Beranda Peristiwa Kapolda Banten: Pelampung Temuan Bukan Milik Kapal 8 Orang yang Hilang

Kapolda Banten: Pelampung Temuan Bukan Milik Kapal 8 Orang yang Hilang

Life jacket oranye dan pelampung tabung yang ditemukan TNI AL pada pencarian hari ketiga di perairan Anyer. (Istimewa)

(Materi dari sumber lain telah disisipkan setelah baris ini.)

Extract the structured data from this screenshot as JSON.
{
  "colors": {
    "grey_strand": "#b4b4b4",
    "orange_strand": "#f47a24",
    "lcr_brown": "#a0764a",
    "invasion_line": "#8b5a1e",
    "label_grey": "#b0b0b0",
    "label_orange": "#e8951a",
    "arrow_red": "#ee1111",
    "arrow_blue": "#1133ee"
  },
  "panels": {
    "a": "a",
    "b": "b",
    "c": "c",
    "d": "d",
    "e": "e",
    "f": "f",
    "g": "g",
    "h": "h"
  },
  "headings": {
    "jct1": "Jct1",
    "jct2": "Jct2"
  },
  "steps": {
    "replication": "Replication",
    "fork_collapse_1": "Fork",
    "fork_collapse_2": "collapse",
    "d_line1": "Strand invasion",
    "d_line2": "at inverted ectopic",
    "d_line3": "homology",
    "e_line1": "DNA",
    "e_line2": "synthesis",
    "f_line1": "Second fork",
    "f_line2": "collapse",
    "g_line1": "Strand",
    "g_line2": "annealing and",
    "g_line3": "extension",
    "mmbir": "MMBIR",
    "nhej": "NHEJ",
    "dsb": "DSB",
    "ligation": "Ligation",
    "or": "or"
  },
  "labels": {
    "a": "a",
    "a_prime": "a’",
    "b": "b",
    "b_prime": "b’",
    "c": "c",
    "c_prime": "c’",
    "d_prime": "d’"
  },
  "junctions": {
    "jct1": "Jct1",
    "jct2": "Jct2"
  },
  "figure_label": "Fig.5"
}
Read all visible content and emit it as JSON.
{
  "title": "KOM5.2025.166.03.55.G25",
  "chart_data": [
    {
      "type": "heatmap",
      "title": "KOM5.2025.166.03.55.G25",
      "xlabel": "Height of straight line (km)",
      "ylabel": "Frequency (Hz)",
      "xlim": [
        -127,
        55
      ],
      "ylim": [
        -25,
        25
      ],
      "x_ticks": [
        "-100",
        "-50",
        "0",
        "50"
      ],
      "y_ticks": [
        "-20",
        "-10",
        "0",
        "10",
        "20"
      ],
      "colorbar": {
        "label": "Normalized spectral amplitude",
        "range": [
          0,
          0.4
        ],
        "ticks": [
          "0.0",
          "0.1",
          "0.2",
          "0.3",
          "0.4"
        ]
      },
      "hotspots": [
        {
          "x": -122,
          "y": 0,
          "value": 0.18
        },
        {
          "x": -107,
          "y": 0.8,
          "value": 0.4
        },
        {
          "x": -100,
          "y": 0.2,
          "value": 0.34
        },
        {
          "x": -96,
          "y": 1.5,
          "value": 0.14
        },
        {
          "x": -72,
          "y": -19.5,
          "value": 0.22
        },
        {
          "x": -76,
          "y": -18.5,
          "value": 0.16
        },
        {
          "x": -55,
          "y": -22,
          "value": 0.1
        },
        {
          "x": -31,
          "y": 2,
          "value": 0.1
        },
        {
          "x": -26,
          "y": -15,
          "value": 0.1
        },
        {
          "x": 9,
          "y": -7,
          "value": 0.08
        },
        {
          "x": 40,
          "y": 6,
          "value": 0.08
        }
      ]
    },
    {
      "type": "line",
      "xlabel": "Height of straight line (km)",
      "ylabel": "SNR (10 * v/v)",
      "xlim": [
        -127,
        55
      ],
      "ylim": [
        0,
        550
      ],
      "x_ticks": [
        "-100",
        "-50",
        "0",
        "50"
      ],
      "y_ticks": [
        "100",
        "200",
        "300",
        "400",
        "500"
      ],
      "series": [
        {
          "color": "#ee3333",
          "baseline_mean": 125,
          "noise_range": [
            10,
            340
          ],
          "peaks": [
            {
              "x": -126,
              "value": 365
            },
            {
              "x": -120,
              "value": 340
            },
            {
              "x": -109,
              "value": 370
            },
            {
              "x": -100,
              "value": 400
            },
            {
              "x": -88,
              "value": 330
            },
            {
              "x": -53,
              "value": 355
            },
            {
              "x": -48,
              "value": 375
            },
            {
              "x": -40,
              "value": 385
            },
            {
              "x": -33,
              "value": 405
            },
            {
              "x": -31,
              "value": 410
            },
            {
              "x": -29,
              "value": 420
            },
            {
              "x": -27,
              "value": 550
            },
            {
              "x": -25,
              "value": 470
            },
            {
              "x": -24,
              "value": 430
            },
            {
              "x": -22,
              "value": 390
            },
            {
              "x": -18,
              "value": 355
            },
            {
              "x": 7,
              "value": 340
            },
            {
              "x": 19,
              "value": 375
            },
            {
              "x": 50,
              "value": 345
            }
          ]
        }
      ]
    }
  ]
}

PANDEGLANG – Harapan sempat muncul ketika tim SAR menemukan life jacket dan pelampung dalam pencarian lima jurnalis dan tiga awak kapal di perairan Selat Sunda. Namun, temuan itu ternyata bukan petunjuk keberadaan delapan orang yang hilang.

Kapolda Banten, Irjen Hengki memastikan, life jacket berwarna oranye dan pelampung tabung berwarna putih yang tim SAR temukan pada hari ketiga pencarian bukan perlengkapan kapal Arupadathu 01.

Kapal tersebut membawa lima jurnalis dan tiga kru ketika hilang kontak saat menjalankan tugas peliputan erupsi Gunung Anak Krakatau (GAK).

“Hasil temuan hari ketiga yang ditemukan life jacket oranye dan satu buah pelampung warna putih bukan alat-alat yang dimiliki Kapal Arupadathu 01,” kata Hengki kepada wartawan, Jumat (11/9/2026).

Polisi memastikan identitas benda tersebut setelah meminta keterangan pemilik kapal, Sandi. Polisi juga menuangkan keterangan itu dalam Berita Acara Pemeriksaan (BAP).

Sebelumnya, KAL Anyer menemukan life jacket dan pelampung tersebut ketika menyisir perairan sekitar sektor pencarian. Temuan itu langsung menarik perhatian karena tim SAR tengah memburu delapan orang yang hilang setelah kapal mereka berlayar di sekitar perairan GAK.

Namun, pemeriksaan polisi mematahkan dugaan bahwa benda tersebut berkaitan dengan kapal Arupadathu 01.

Pencarian memasuki hari keempat. Tim SAR gabungan masih menyisir sejumlah sektor di perairan Selat Sunda untuk menemukan lima jurnalis dan tiga awak kapal.

Hengki mengatakan, kepolisian akan menyampaikan perkembangan operasi setelah seluruh unsur SAR menyelesaikan penyisiran.

“Update lebih lengkap nanti disampaikan saat selesai pelaksanaan pencarian sampai nanti kapal terakhir yang sedang bekerja sekarang,” ujarnya.

Sebelumnya, Danlanal Banten, Letkol Laut (P) Wawan Subagyo Mardani mengatakan, KAL Anyer menemukan life jacket sekitar 7,05 nautical mile sebelah barat Anyer.

Baca Juga :  Belasungkawa Pemimpin Dunia untuk Korban Tsunami Selat Sunda

Temuan itu sempat menjadi salah satu titik perhatian dalam operasi pencarian. Namun hingga hari keempat, benda tersebut belum membawa tim SAR kepada keberadaan delapan orang yang hilang.

Operasi pencarian pun terus berlanjut. Tim gabungan masih memburu jejak kapal dan delapan orang yang hingga kini belum diketahui keberadaannya.